Monday, August 20, 2007

Give me Shelter

One of the things that happened early on in my time as a member of our church was that the church had a chance to buy the property that was located between our church and our parking lot. Doing so gave our congregation continuous land from the Christian Ed building/sanctuary, paprish house, this other property and on to our parking lot. Wary of who or what might otherwise locate there was a concern to those leading our congregation.
So suddenly we were the proud owners of a two story house that has been another lawyer's offices. What to do with the property? Our congregation did what is often done when such things arise, we formed a committee. Other than singing this was one of the first things I became involved with. Lots of ideas were kicked around, such as just renting it out, tearing it down and paving it over, among others.
This was one time where as a lawyer I saw a need. I had been practicing for a couple of years and had started to become involved in family law cases, some of which are exacerbated by issues of abuse. Getting a protective order against an abuser is one thing, and the abuser can be evicted from a residence, but this is not as simple as it sounds in real life. what if the only breadwinner just got kicked out and you will not get support money for months? What if you are just too scared to stay because the abuser will violate the order- the law is not enough? What if you are in a bad landlord tenant situation and you need safe housing? None of these need long term solutions when first there is an immediate need.
So I pitched the idea of transitional housing. To my surprise the committee was on board because it fulfilled a ministry role for an identified need. We were able to furnish the apartment from donations within the congregation. I drafted the housing agreement and had it reviewed by a the local district judge to assure its enforceability.
When I became aware of a need, I met with the person, we reviewed what the "rules" of the housing were. We clarified the time which the housing could be used and explained that if someone stayed too long it meant someone else was out in the cold.
With a couple bumps in the road over the last 15 years it has served a valuable purpose. Perhaps my two "favorite" times- defined as being good we have had the resource were:
1. People called me with an apartment that had just been condemned because the roof was collapsing. It had a hole in the roof, the snow was coming through, and had shorted out the electric. The family was heating with kerosene and the daughter was treating for Hodgkins. The 30 days with us allowed the family to pool resources and get a refund form the landlord of rent through the legal process.
2. A client of mine had an alcoholic spouse who was abusive. Even though she got an order for protection my intuition told me he would be back. I convinced her to move with the children to our apartment. He did come back swinging an ax. There was only one way in and out of the apartment. The resident downstairs heard the commotion and called the police- he was arrested. The family was already elsewhere.
We have more recently hosted Mekeshti Turks who are resettling here after excaping persecution.
This was my first foray into real faith in service. Each time I work for the kingdom helping those others would rather not get their hands dirty with, I come away learning more from them than I can imagine

4 comments:

David said...

That's a great story and a great way for your church to do ministry. I'm glad they were open to the idea. Many would have thought it too much trouble.

Gannet Girl said...

This is a wonderful story indeed. I practiced family law for many years and am so sware of the needs you describe.

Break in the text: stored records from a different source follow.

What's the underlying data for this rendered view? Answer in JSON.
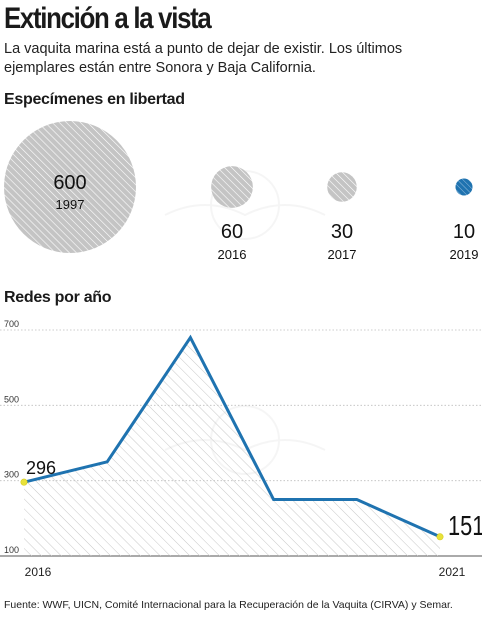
{
  "header": {
    "title": "Extinción a la vista",
    "subtitle": "La vaquita marina está a punto de dejar de existir. Los últimos ejemplares están entre Sonora y Baja California."
  },
  "sections": {
    "specimens_title": "Especímenes en libertad",
    "nets_title": "Redes por año"
  },
  "source": "Fuente: WWF, UICN, Comité Internacional para la Recuperación de la Vaquita (CIRVA) y Semar.",
  "colors": {
    "accent": "#1f73b0",
    "bubble_gray": "#c9c9c9",
    "point_marker": "#e8e23a"
  },
  "chart_data": [
    {
      "type": "bubble",
      "title": "Especímenes en libertad",
      "categories": [
        "1997",
        "2016",
        "2017",
        "2019"
      ],
      "values": [
        600,
        60,
        30,
        10
      ],
      "labels": [
        "600",
        "60",
        "30",
        "10"
      ]
    },
    {
      "type": "area",
      "title": "Redes por año",
      "x": [
        2016,
        2017,
        2018,
        2019,
        2020,
        2021
      ],
      "values": [
        296,
        350,
        680,
        250,
        250,
        151
      ],
      "ylim": [
        100,
        700
      ],
      "yticks": [
        "100",
        "300",
        "500",
        "700"
      ],
      "xtick_labels": [
        "2016",
        "2021"
      ],
      "point_labels": [
        {
          "index": 0,
          "text": "296"
        },
        {
          "index": 5,
          "text": "151"
        }
      ],
      "grid": true
    }
  ]
}
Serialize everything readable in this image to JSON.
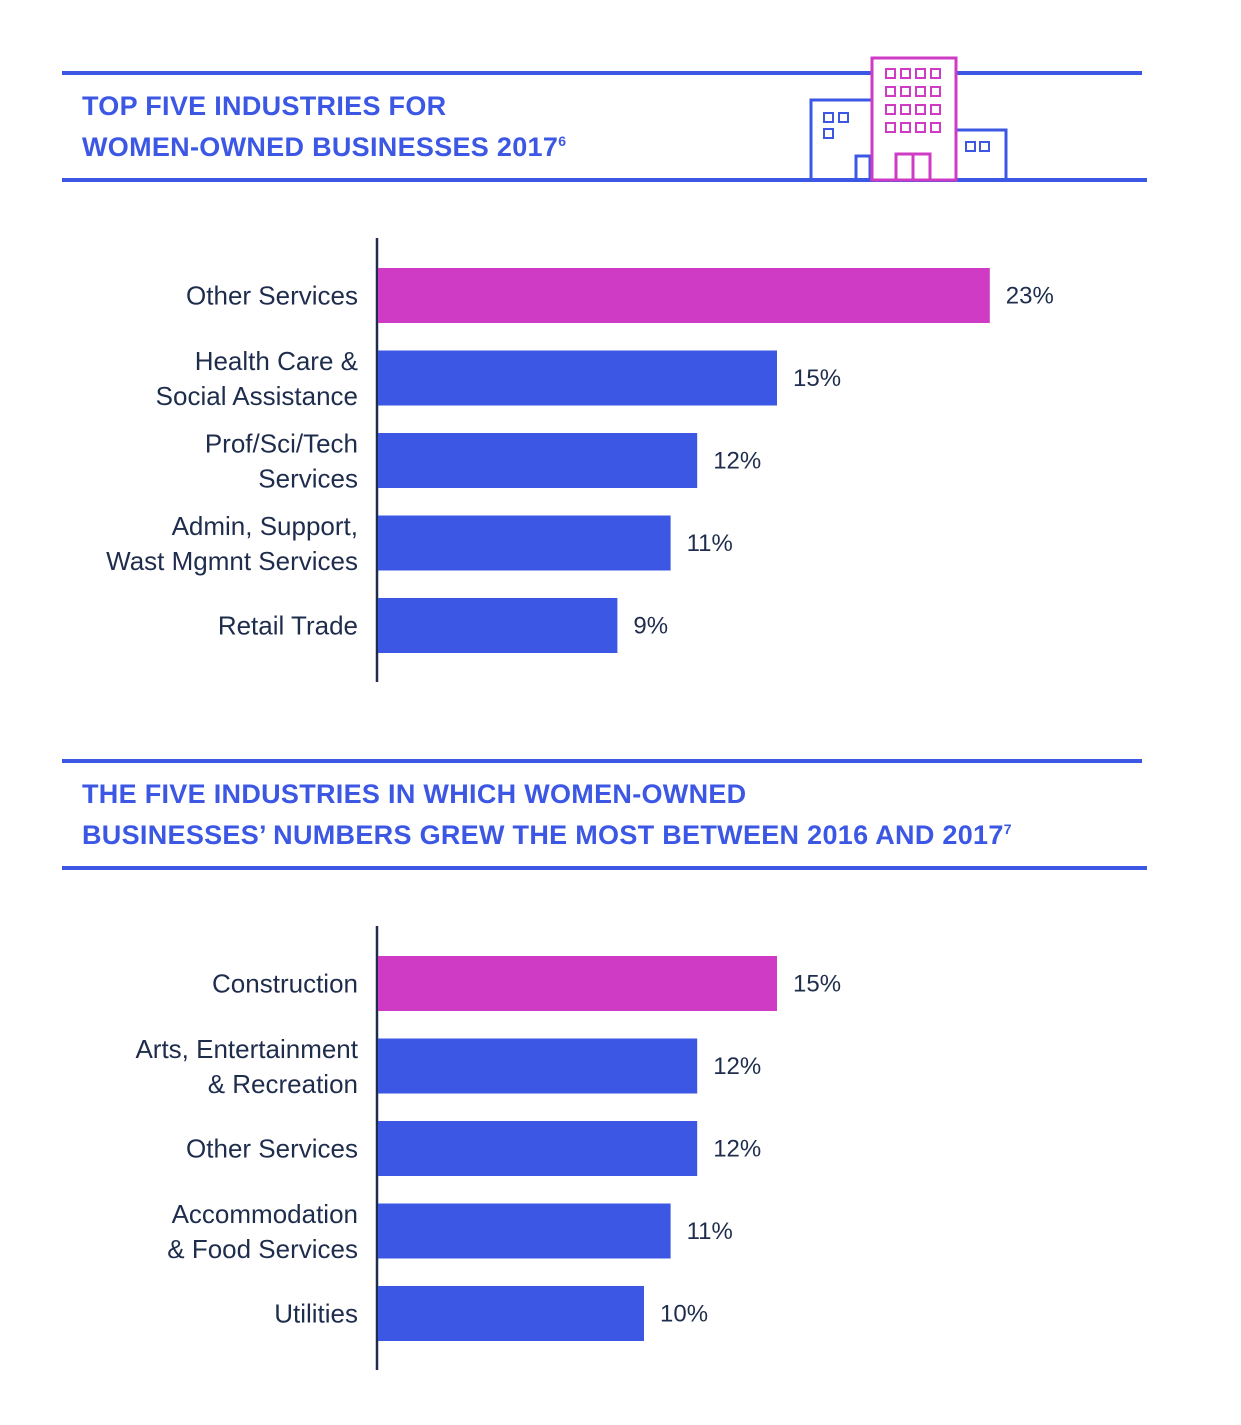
{
  "chart_data": [
    {
      "type": "bar",
      "orientation": "horizontal",
      "title": "TOP FIVE INDUSTRIES FOR WOMEN-OWNED BUSINESSES 2017",
      "title_lines": [
        "TOP FIVE INDUSTRIES FOR",
        "WOMEN-OWNED BUSINESSES 2017"
      ],
      "footnote": "6",
      "categories": [
        "Other Services",
        "Health Care & Social Assistance",
        "Prof/Sci/Tech Services",
        "Admin, Support, Wast Mgmnt Services",
        "Retail Trade"
      ],
      "category_lines": [
        [
          "Other Services"
        ],
        [
          "Health Care &",
          "Social Assistance"
        ],
        [
          "Prof/Sci/Tech",
          "Services"
        ],
        [
          "Admin, Support,",
          "Wast Mgmnt Services"
        ],
        [
          "Retail Trade"
        ]
      ],
      "values": [
        23,
        15,
        12,
        11,
        9
      ],
      "value_labels": [
        "23%",
        "15%",
        "12%",
        "11%",
        "9%"
      ],
      "unit": "%",
      "highlight_index": 0,
      "grid": false
    },
    {
      "type": "bar",
      "orientation": "horizontal",
      "title": "THE FIVE INDUSTRIES IN WHICH WOMEN-OWNED BUSINESSES' NUMBERS GREW THE MOST BETWEEN 2016 AND 2017",
      "title_lines": [
        "THE FIVE INDUSTRIES IN WHICH WOMEN-OWNED",
        "BUSINESSES’ NUMBERS GREW THE MOST BETWEEN 2016 AND 2017"
      ],
      "footnote": "7",
      "categories": [
        "Construction",
        "Arts, Entertainment & Recreation",
        "Other Services",
        "Accommodation & Food Services",
        "Utilities"
      ],
      "category_lines": [
        [
          "Construction"
        ],
        [
          "Arts, Entertainment",
          "& Recreation"
        ],
        [
          "Other Services"
        ],
        [
          "Accommodation",
          "& Food Services"
        ],
        [
          "Utilities"
        ]
      ],
      "values": [
        15,
        12,
        12,
        11,
        10
      ],
      "value_labels": [
        "15%",
        "12%",
        "12%",
        "11%",
        "10%"
      ],
      "unit": "%",
      "highlight_index": 0,
      "grid": false
    }
  ],
  "colors": {
    "accent": "#3b57e4",
    "highlight": "#cf3bc4",
    "text": "#1f2d4d"
  },
  "icons": {
    "header_illustration": "office-buildings-icon"
  }
}
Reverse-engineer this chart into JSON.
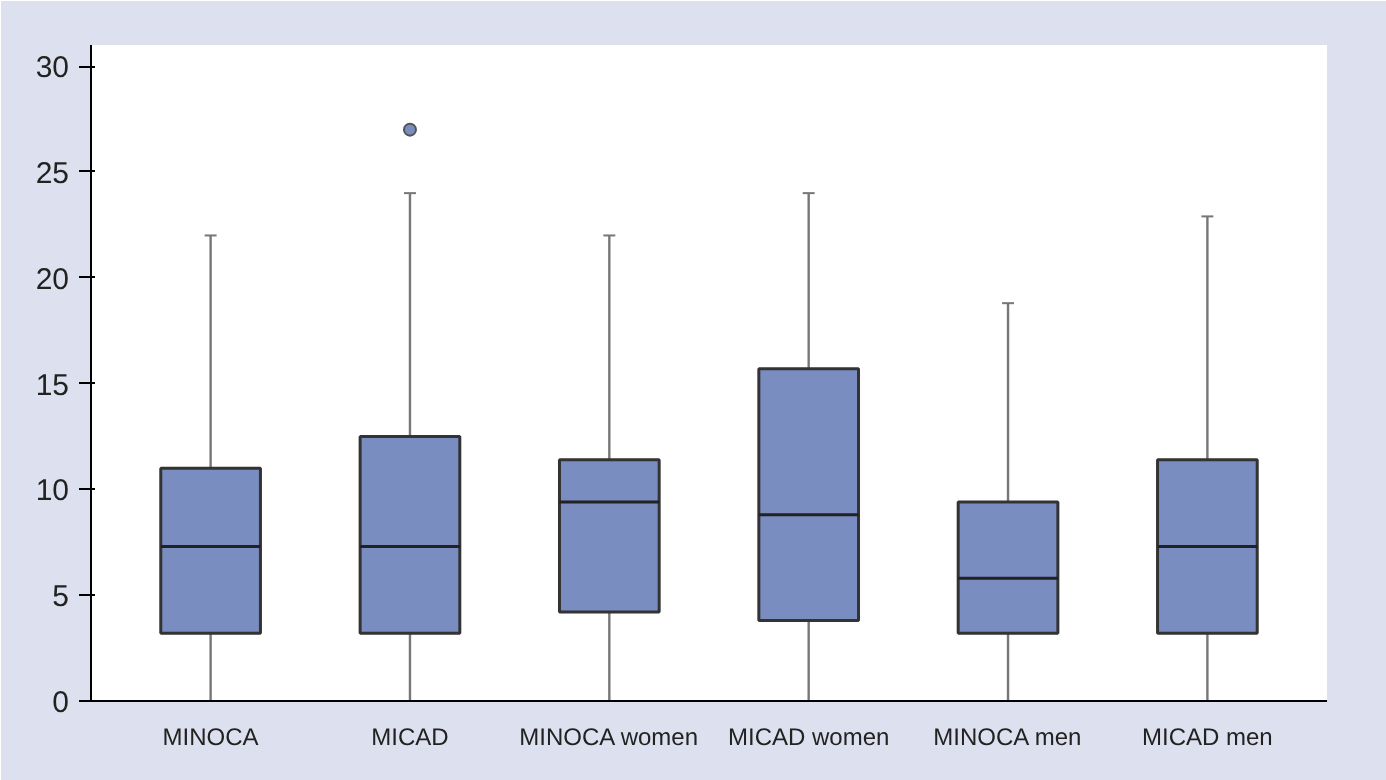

Do you ever wonder, as I do sometimes, whether God would be better served by your staying with the practice of law rather than switching to the world of professional ministry?

I am able to respond in part, btw, with a recognition that my inclinations and personality are far better suited for work of care via cooperation than care via litigation. But I think I am really blessed to go into ministry with the experiences I had in my legal career under my belt.

Pastor Eric said...

It goes to show that God uses the various gifts within in the body of Christ to advance the kingdom. Like David said, this would not fly in a lot of congregations mainly because the set of gifts necessary are not the same with every congregation. Your legal background was definitely an asset and God used it. Praise God!

LawAndGospel said...

GG, I thought about your question and was asked this in seminary. But the truth is that so much of my time had become devoted to noon-legal counseling, and so mcuh of what I wanted to share with the people I encountered was not in the context of law, but in faith. As you know people do not expect or even want to hear their "advocate" talking about where God is in all of this. That is just a part of the "why not stay in the law" - things like personality, and where your gifts and joy meet are a part of it as well. But like you and the others state, a background was a real resource ( and it will be still). I know that I was blessed to be a part of that program in my home congregation and that in many places it would or could not be accomplished.
Sometimes "trouble" has to do with logistics and sometimes it is about comfort. It takes a lot of prayer to address either. Even if you have a desire to do something the leadership gifts must surface to make it reality.